In a previous question (Does Correlation "Sometimes" Imply Causality?), I started learning about "Causality vs Correlation" and found out that it is very difficult to ascertain the presence of Causality.
However in this question (i.e. Doctors vs Life Expectancy), is there truly a way to determine whether or not this correlation is spurious or not? It seems to me that there is no straightforward answer to this question - such a question can only be answered by rigorous experiments, subject matter knowledge and science. I am guessing that extensive reviews of the healthcare systems, exogeneous and endogenous factors, life style habits, epidemiological patterns, review of academic intuitions ... all would have to be comprehensively studied over decades to find out if in fact this doctor/life expectancy correlation is spurious or non-spurious.
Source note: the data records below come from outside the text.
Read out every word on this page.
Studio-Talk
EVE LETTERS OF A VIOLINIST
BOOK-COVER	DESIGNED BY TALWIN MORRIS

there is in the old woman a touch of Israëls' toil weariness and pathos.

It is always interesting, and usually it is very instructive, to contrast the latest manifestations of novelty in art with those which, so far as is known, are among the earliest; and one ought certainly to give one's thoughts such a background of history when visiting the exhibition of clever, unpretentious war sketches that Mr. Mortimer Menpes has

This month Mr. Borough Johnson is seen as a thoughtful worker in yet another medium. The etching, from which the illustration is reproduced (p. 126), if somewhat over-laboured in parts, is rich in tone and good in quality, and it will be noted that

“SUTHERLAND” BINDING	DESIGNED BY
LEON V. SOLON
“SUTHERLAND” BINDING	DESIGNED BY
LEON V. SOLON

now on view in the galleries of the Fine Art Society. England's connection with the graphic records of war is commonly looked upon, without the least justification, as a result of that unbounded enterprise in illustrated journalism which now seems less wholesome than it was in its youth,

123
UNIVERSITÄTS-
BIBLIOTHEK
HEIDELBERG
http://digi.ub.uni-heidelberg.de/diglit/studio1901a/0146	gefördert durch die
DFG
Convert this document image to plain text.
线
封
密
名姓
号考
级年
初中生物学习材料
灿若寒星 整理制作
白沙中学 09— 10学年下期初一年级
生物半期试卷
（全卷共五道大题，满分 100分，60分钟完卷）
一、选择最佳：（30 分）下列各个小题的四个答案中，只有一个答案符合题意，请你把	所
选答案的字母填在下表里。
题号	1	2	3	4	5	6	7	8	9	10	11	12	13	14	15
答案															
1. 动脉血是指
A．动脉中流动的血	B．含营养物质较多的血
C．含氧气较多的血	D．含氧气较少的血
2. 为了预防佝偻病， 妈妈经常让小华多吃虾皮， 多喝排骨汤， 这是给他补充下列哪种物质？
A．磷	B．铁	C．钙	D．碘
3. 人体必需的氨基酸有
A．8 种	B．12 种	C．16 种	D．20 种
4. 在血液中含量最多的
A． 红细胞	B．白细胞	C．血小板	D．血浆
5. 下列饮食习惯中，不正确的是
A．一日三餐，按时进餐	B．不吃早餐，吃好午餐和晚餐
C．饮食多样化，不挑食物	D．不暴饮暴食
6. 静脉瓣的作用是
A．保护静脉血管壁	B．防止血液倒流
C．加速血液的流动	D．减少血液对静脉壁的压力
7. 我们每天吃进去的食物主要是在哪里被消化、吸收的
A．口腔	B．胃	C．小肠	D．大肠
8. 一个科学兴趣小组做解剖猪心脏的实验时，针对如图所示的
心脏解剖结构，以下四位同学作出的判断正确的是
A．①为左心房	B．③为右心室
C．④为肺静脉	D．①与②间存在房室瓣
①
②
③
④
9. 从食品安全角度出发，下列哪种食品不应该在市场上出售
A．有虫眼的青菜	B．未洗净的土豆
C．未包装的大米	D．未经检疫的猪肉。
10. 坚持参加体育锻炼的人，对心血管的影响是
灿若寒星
And this extensive research will likely not be finished by next Wednesday (i.e. the date of my informal presentation).
Thus, we have no choice but to interpret our results under the following framework : Although philosophically, all correlations might be partly spurious - some correlations are likely to be far more spurious than other correlations (e.g. divorce rate in Maine/vowels in the name of hurricanes vs life expectancy/number of doctors). Although nothing can be ever be conclusively determined (e.g. I can not be 100% sure that a rhinoceros is standing outside my door - but I can still be more relatively certain that a pink rhinoceros is not standing outside my door, and even more relatively certain that a pink a rhinoceros riding a unicycle is not standing outside my door - but I can be pretty damn certain). However, we can not twiddle our thumbs indefinitely waiting on a universe of delusional and highly improbable events to manifest and risk jeopardizing and delay taking important decisions that can better mankind (e.g. a pharmaceutical drug performed very well in many clinical trials and has demonstrated the ability to save lives with minimum side effects - but we will never market this drug because technically all test patients might have just gotten lucky). Thus, using domain specific knowledge and rigorous statistical methodologies can help us attribute a level of confidence in the interim and provide reasonable beliefs if a specific correlation is spurious or not as we learn more about our data with each passing day and proceed to make important data based decisions to hopefully improve society.
Can someone again confirm if I am "out to lunch" (i.e. crazy) - or is my understanding somewhat correct?